Designing for accessibility doesn’t mean that the aesthetic integrity of your design needs to suffer. With that in mind, here are the top five elements you should focus on for a color blind-friendly UX/UI design.
Keep your design simple and uncluttered
Your visuals should be as straightforward and organized as feasible when creating for accessibility. Whether or not your target audience is color blind, taking a minimalistic approach will make your content easier to understand.
For example, if your site contains infographics, using an infographic template makes it easier to achieve this. Here’s an example that uses icons and forms to reinforce and highlight data.
Minimalism can also apply to user interfaces. Neal Taparia, who runs the gaming site Solitaired explains, “We found that removing options help our users focus on the buttons that helped them advance in our games.
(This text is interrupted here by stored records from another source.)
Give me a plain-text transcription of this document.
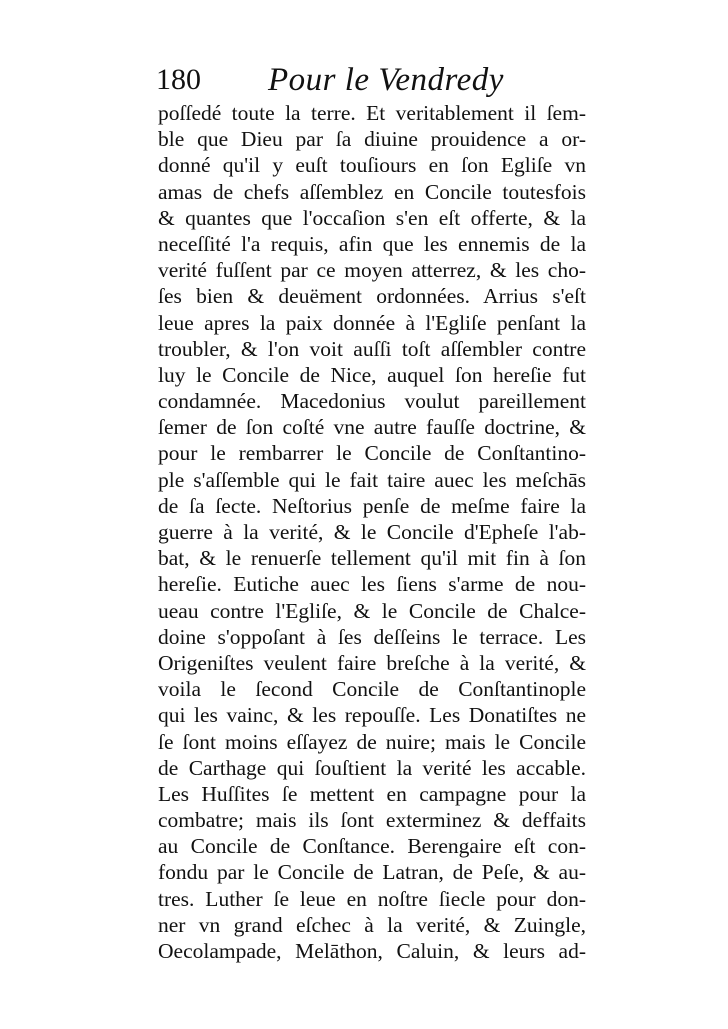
180 Pour le Vendredy
poſſedé toute la terre. Et veritablement il ſem-
ble que Dieu par ſa diuine prouidence a or-
donné qu'il y euſt touſiours en ſon Egliſe vn
amas de chefs aſſemblez en Concile toutesfois
& quantes que l'occaſion s'en eſt offerte, & la
neceſſité l'a requis, afin que les ennemis de la
verité fuſſent par ce moyen atterrez, & les cho-
ſes bien & deuëment ordonnées. Arrius s'eſt
leue apres la paix donnée à l'Egliſe penſant la
troubler, & l'on voit auſſi toſt aſſembler contre
luy le Concile de Nice, auquel ſon hereſie fut
condamnée. Macedonius voulut pareillement
ſemer de ſon coſté vne autre fauſſe doctrine, &
pour le rembarrer le Concile de Conſtantino-
ple s'aſſemble qui le fait taire auec les meſchās
de ſa ſecte. Neſtorius penſe de meſme faire la
guerre à la verité, & le Concile d'Epheſe l'ab-
bat, & le renuerſe tellement qu'il mit fin à ſon
hereſie. Eutiche auec les ſiens s'arme de nou-
ueau contre l'Egliſe, & le Concile de Chalce-
doine s'oppoſant à ſes deſſeins le terrace. Les
Origeniſtes veulent faire breſche à la verité, &
voila le ſecond Concile de Conſtantinople
qui les vainc, & les repouſſe. Les Donatiſtes ne
ſe ſont moins eſſayez de nuire; mais le Concile
de Carthage qui ſouſtient la verité les accable.
Les Huſſites ſe mettent en campagne pour la
combatre; mais ils ſont exterminez & deffaits
au Concile de Conſtance. Berengaire eſt con-
fondu par le Concile de Latran, de Peſe, & au-
tres. Luther ſe leue en noſtre ſiecle pour don-
ner vn grand eſchec à la verité, & Zuingle,
Oecolampade, Melāthon, Caluin, & leurs ad-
This increased our overall engagement with our games.”
Add contrast to your color scheme
The contrast between background and foreground is one of the key components of using accessible colors.
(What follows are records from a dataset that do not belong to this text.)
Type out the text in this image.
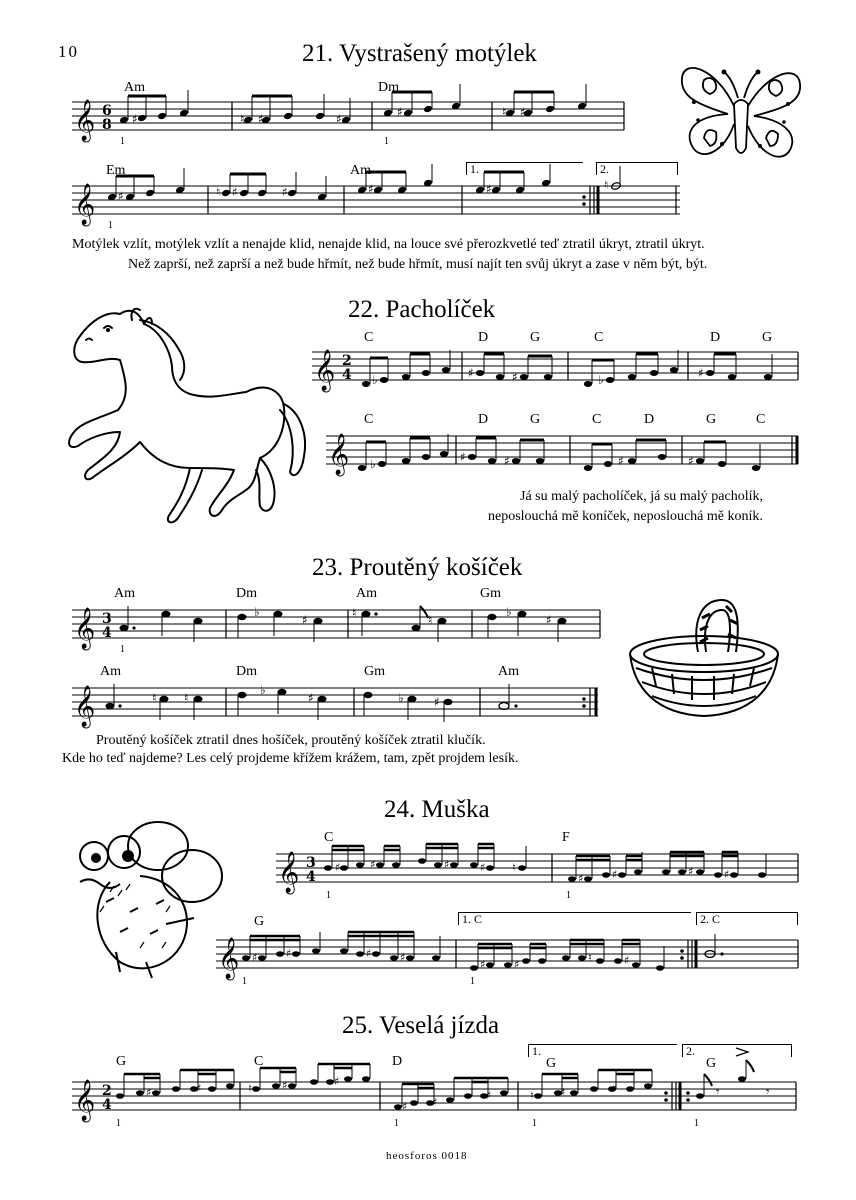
10	21. Vystrašený motýlek
Am	Dm
𝄞 6
8 ♯	♮ ♯	♯	♯	♮ ♯
1	1
Em	Am	1.	2.
𝄞 ♯	♮ ♯	♯	♯	♯	♮
1
Motýlek vzlít, motýlek vzlít a nenajde klid, nenajde klid, na louce své přerozkvetlé teď ztratil úkryt, ztratil úkryt.
Než zaprší, než zaprší a než bude hřmít, než bude hřmít, musí najít ten svůj úkryt a zase v něm být, být.
22. Pacholíček
C	D	G	C	D	G
𝄞 2
4 ♭	♯	♯	♭	♯
C	D	G	C	D	G	C
𝄞 ♭	♯	♯	♯	♯
Já su malý pacholíček, já su malý pacholík,
neposlouchá mě koníček, neposlouchá mě koník.
23. Proutěný košíček
Am	Dm	Am	Gm
𝄞 3
4
♭
♯	♮	♮
♭
♯
1
Am	Dm	Gm	Am
𝄞	♮ ♮
♭
♯	♭	♯
Proutěný košíček ztratil dnes hošíček, proutěný košíček ztratil klučík.
Kde ho teď najdeme? Les celý projdeme křížem krážem, tam, zpět projdem lesík.
24. Muška
C	F
𝄞 3
4
♯	♯	♯	♯ ♮
♯	♯	♯	♯
1	1
G	1. C	2. C
𝄞 ♯	♯	♯	♯
♯	♯
♮	♯
1	1
25. Veselá jízda
G	C	D
1.
G
2.
G
𝄞 2
4
𝄾	𝄾
♯	♯	♮	♯	♯
♯ ♯
♯	♮ ♯	♯
1	1	1	1
heosforos 0018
Consider the contrast between the color of a button and the button text. You can ensure a clear contrast by establishing color pairings that work well together.
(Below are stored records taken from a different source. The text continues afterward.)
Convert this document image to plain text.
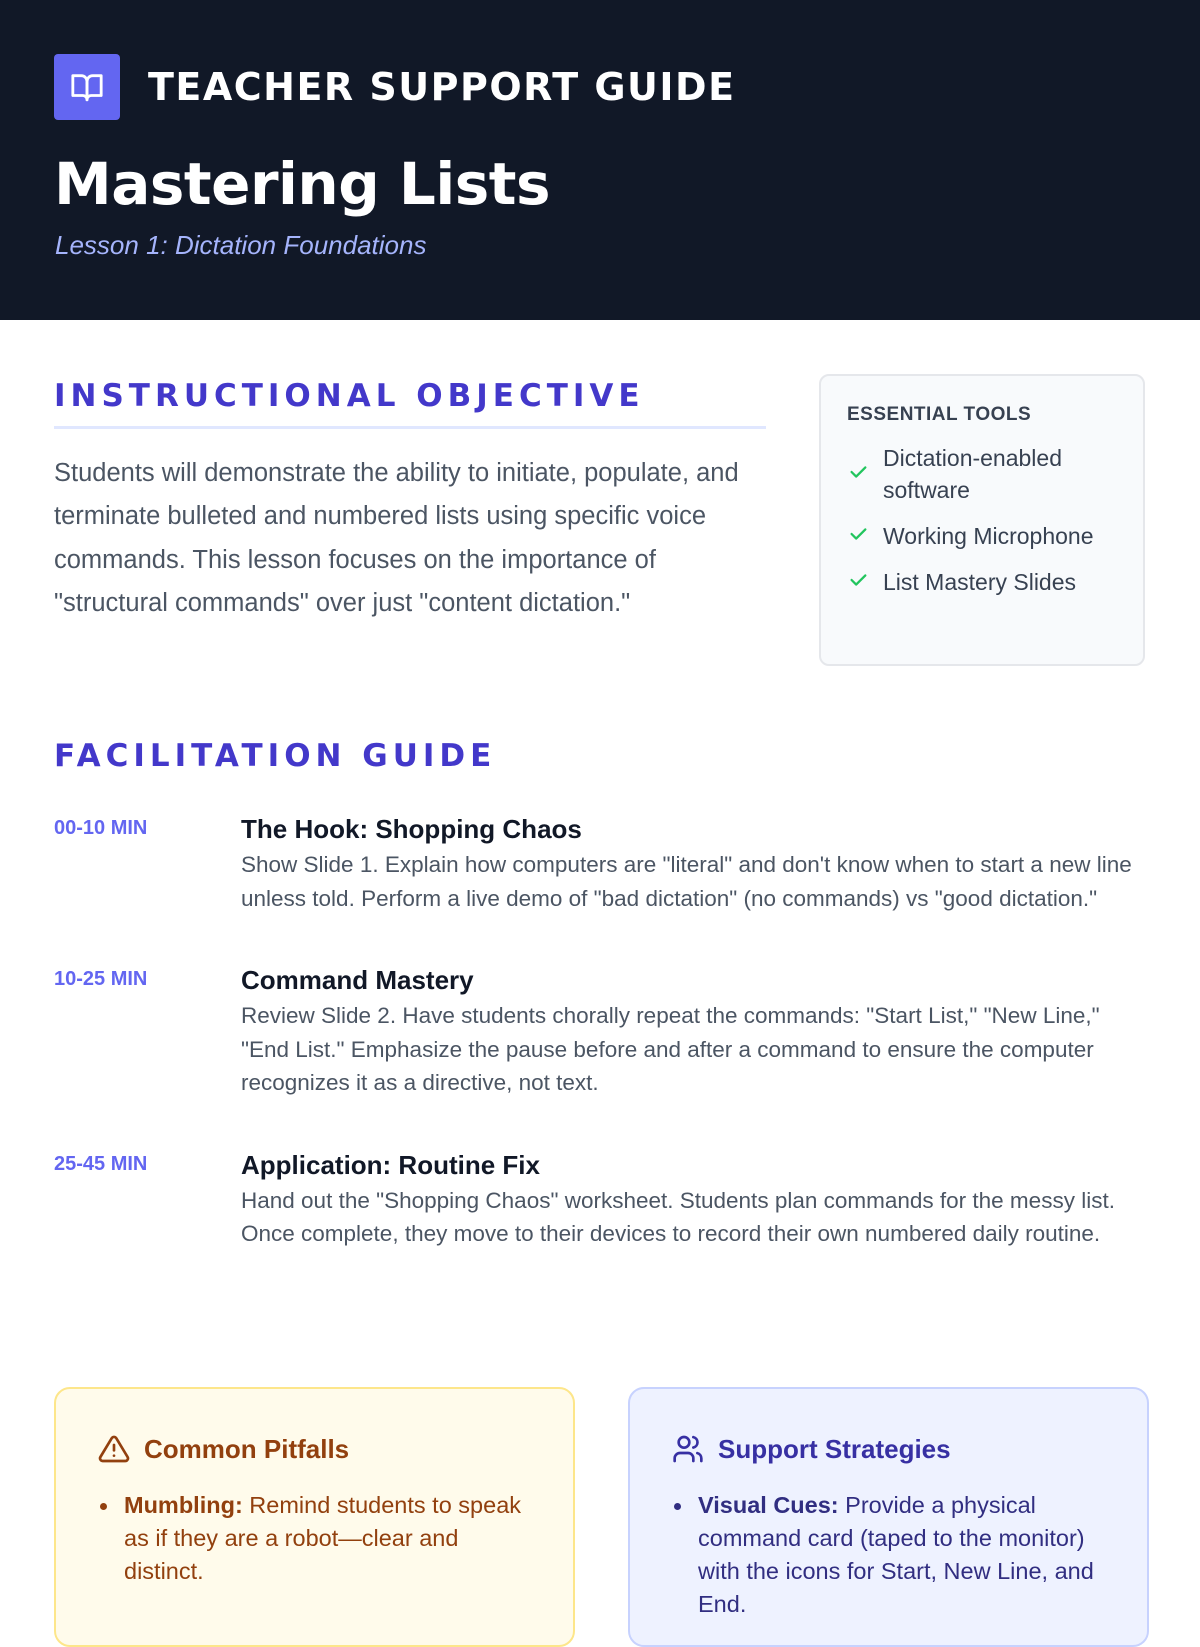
TEACHER SUPPORT GUIDE
Mastering Lists
Lesson 1: Dictation Foundations
INSTRUCTIONAL OBJECTIVE

Students will demonstrate the ability to initiate, populate, and terminate bulleted and numbered lists using specific voice commands. This lesson focuses on the importance of "structural commands" over just "content dictation."

ESSENTIAL TOOLS
Dictation-enabled software
Working Microphone
List Mastery Slides
FACILITATION GUIDE
00-10 MIN	The Hook: Shopping Chaos
Show Slide 1. Explain how computers are "literal" and don't know when to start a new line unless told. Perform a live demo of "bad dictation" (no commands) vs "good dictation."
10-25 MIN	Command Mastery
Review Slide 2. Have students chorally repeat the commands: "Start List," "New Line," "End List." Emphasize the pause before and after a command to ensure the computer recognizes it as a directive, not text.
25-45 MIN	Application: Routine Fix
Hand out the "Shopping Chaos" worksheet. Students plan commands for the messy list. Once complete, they move to their devices to record their own numbered daily routine.
Common Pitfalls
Mumbling: Remind students to speak as if they are a robot—clear and distinct.
Support Strategies
Visual Cues: Provide a physical command card (taped to the monitor) with the icons for Start, New Line, and End.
You can also specify several contrast levels for each background. For example, the contrast in body copy can be set to a stronger level than a visual explanation. Verify that each level has enough contrast with the background by testing it using an emphasis scale.
Another option is to make a contrast scale that emphasizes a color's contrast rather than its intended usage, for instance high contrast, mid contrast, and so on.
Use simple color combinations
Color pairs are a great way to ensure the contrast between foreground and background colors, but what about fill colors?
It’s unrealistic to test every combination, but it’s possible to ensure that the most likely combinations function well.
You could, for instance, test your primary color against different backgrounds. People with color blindness will be able to at least navigate your products if you guarantee that it works for them.
Checking the contrast between the text and background is also important for identifying links in a paragraph of text
When designing infographics, charts, and graphs, it’s important to make lines and fills distinct. For those who suffer from red-green color blindness, start by picking colors with lots of contrast.
There are other design elements you can use too. For instance, patterns can be used on graphs and flow charts in addition to color fills. As a result, your graphs can be distinct, even in grayscale.
For line charts, use dotted, dashed, and solid lines. Connecting lines to labels is made easier by adding shapes to the beginning, end, and middle points. Whenever you use these visuals in emails or social media, they can help make things easier for your audience to understand.
Avoid using bold colors
When practical, stay away from vivid and brilliant colors. If that isn't possible, try to avoid combining vibrant colors. Bright color combinations can produce an "afterimage" effect that can disrupt other colors and create visual vibrations. This can be experienced by anyone, including those who aren’t color blind.
Create monochromatic images
Consider making your images and charts monochromatic. Color blindness has no effect on the capacity to discern between various shades, so using a limited color palette will result in fewer opportunities to apply unfavorable color combinations.
A well-designed color scheme is more than just a matter of taste, especially when it incorporates some surprising tones. Users can experience psychological effects from it, so this is something that UX and UI designers should be aware of in order to create more effective experiences.
It's crucial to ensure your designs are accessible and inclusive for people who are color blind. However, using the tips in this article, it is possible to achieve this without compromising the aesthetic appeal of your final product.